Maude will also detail updated data on pediatric ALL patients who received CTL019, expanding on results in 59 patients presented at the 57th Annual Meeting of the American Society of Hematology in December 2015. Those data showed a sustained overall response rate of 79 percent at 12 months after treatment.
In a study of 30 patients who received CTL019 for three different types of non-Hodgkin lymphoma, the researchers found that 59 percent of patients responded to the therapy (17 of 29, 15 of who experienced complete remissions of their disease). After a median follow-up of 14 months, no patients in complete remission had relapsed. These findings update results presented at December's Annual Meeting of the American Society of Hematology, with additional analysis examining the speed of patients' humoral immunity recovery following therapy. They found that over 18 months after their CTL019 treatment, counts of most patients' immunoglobulin levels (IG) -a measure of antibodies that help fight off viruses and bacteria -- recovered to levels which did not require treatment with IG replacement therapy to maintain healthy immune function. The findings will be presented by Stephen Schuster, MD, the Robert and Margarita Louis-Dreyfus Associate Professor in Chronic Lymphocytic Leukemia and Lymphoma Clinical Care and Research in the Abramson Cancer Center.

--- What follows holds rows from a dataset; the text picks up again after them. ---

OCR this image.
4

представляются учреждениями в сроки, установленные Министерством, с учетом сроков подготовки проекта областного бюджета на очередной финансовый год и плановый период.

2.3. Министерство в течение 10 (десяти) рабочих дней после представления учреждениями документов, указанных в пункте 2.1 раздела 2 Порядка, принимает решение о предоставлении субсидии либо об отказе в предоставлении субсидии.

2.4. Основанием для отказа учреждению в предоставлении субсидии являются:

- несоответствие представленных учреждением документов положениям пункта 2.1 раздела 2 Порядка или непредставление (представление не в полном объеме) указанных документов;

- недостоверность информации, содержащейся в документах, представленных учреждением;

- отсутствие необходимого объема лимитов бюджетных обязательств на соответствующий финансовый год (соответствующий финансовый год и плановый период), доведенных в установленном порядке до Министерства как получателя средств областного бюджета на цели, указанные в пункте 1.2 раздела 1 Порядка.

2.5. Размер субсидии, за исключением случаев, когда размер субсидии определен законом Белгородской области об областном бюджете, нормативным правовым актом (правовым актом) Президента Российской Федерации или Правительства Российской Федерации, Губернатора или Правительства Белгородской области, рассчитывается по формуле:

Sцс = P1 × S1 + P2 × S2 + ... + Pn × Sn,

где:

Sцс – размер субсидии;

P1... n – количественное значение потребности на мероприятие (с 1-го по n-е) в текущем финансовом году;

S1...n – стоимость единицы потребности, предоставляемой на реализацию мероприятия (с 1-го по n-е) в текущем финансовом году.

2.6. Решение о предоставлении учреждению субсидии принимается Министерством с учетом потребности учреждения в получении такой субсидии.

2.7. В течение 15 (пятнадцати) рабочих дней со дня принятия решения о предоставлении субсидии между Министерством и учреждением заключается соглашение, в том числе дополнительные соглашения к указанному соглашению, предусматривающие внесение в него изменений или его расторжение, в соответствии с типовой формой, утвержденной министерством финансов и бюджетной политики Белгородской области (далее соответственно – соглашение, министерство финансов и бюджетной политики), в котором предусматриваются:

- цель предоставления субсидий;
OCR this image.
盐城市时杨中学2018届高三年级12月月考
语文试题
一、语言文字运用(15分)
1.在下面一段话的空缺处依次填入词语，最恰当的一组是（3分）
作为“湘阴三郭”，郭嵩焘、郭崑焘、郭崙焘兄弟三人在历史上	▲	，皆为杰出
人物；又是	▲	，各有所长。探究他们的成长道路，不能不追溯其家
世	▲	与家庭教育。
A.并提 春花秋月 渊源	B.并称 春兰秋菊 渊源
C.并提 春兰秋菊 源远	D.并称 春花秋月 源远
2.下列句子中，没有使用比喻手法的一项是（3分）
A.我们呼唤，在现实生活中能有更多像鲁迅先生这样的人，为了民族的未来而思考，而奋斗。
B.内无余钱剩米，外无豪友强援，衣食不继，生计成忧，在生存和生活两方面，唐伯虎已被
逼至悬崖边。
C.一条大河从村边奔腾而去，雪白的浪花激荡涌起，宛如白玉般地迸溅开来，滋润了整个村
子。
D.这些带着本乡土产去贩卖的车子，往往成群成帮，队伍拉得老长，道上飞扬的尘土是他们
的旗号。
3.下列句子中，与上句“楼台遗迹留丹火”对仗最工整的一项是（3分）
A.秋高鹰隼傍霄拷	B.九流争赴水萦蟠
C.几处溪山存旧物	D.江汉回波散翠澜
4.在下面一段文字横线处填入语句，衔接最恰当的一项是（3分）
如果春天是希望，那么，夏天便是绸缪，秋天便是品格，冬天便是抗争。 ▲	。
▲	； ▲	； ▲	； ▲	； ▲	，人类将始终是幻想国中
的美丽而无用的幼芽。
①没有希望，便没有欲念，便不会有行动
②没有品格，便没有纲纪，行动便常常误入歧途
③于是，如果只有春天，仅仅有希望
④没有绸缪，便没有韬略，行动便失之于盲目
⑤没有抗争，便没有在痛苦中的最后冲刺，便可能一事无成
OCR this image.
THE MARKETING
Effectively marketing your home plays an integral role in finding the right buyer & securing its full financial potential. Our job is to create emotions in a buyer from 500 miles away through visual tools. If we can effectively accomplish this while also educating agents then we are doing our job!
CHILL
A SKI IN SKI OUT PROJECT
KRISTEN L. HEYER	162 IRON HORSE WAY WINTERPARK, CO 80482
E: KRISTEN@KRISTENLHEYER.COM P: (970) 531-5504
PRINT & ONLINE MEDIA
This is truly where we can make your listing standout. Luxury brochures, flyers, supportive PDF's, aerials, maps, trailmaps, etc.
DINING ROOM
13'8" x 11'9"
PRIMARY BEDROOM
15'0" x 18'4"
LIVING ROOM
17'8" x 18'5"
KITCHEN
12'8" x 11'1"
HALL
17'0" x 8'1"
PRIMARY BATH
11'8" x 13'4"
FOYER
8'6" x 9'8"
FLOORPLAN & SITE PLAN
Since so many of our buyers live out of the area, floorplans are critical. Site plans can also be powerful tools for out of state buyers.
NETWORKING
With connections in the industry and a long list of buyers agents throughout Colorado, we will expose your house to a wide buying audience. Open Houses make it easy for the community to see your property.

In a phase I study examining the role of CAR T cells in the treatment of solid tumors, six patients with recurrent ovarian cancer received a CAR therapy directed against mesothelin (CART-meso). All six patients showed stable disease on imaging (per RECIST criteria) at one month after treatment. Tests over time showed expansion of the modified cells in the body that peaked between days seven and 10. By day 26, tests showed that cancer cells in one patient's pleural fluid had been eradicated. The CART-meso cells trafficked to tumor sites in three of four patients with available tumor samples. There were no acute adverse events related to the infusion, and no patients experienced CRS. Other symptoms observed, which may not have been related to the CART-meso infusions, included pleural effusion, breathing difficulties, abdominal pain, ascites, and constipation. These results will be presented by Janos Tanyi, MD, PhD, an assistant professor of Obstetrics and Gynecology.